Mother Martha rose. She was not offended, but she was deeply hurt and she was glad the time had come to say good-bye. With a weary smile she held out her hand, saying:
"Well, that's right, too, but you don't understand. Nobody can who hasn't lived with Dorothy. There was never a child like her. Never. I'll be going. I said good-bye to everybody—everything, this side the city, and I've fixed it to sleep at a boarding house right across the street from the Hospital. We've got to make an early start and I'll be close on hand. If she—O my darling!—Good-bye. I—I hope you'll be as happy here as I was before all this trouble came upon me. No. I don't want company. I want to be alone. It's the only way I can bear it and—good-bye, old home! Good-bye—good-bye!"

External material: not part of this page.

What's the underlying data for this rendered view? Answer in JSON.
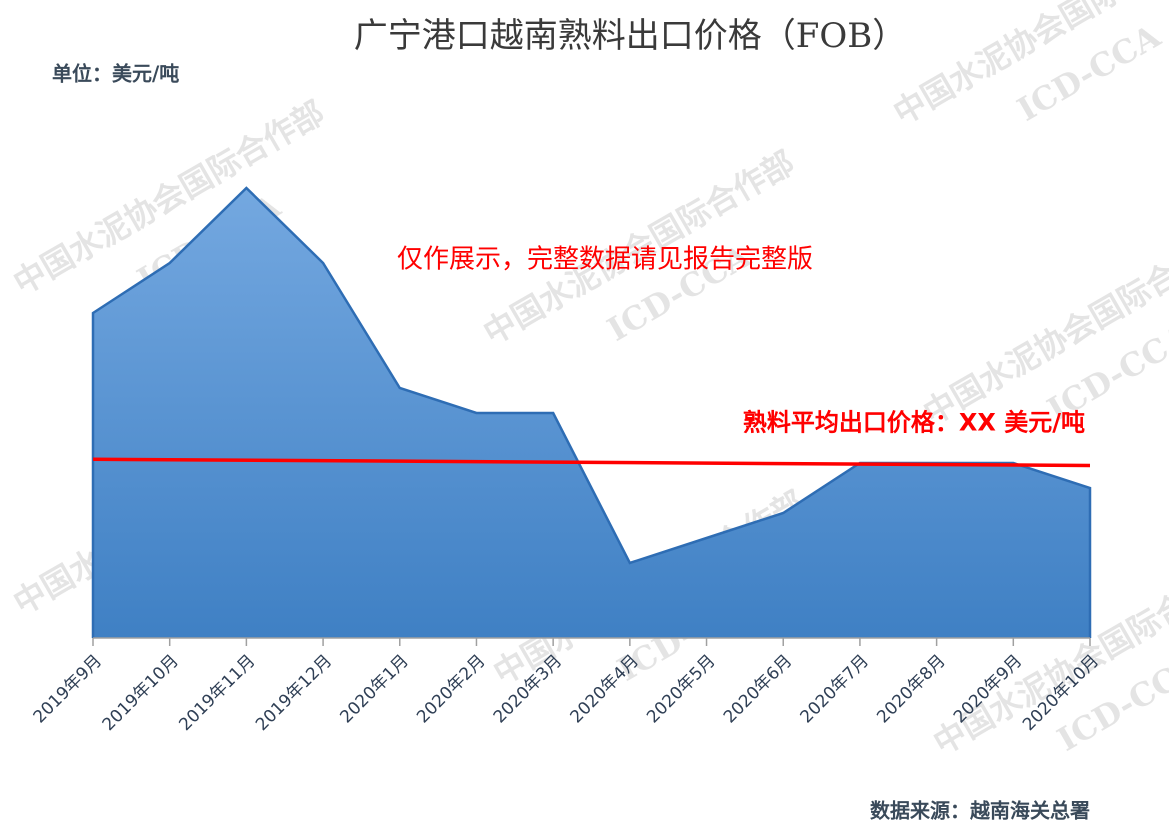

The door opened and the mistress of the prettiest house on Brown Street vanished into the darkness of a somber, sultry night; and what her feelings were only those who have thus parted with a beloved home can understand; and what the hours of sleeplessness which followed only she herself knew.
The morning found her sunshiny and bright, as if her whole heart were in this sudden flitting, and waiting in the carriage at the hospital door, while an orderly and Mr. Lathrop, superintended by a nurse and doctor, helped John Chester to make his first short journey upon crutches.
The excitement of the event had sent a flush to his cheeks and a brightness to his eyes which made him look so like his old self that his wife rejoiced that, after all, there had been no delay in their removal. Yet, once in the carriage, with his useless legs stretched out before him, he suddenly demanded:
"Why, where's my girl? Where's Dorothy C.?"
He looked toward his wife, but it was Mr. Lathrop who answered:
"Oh! she's coming later. We—we couldn't bother with a child, this trip."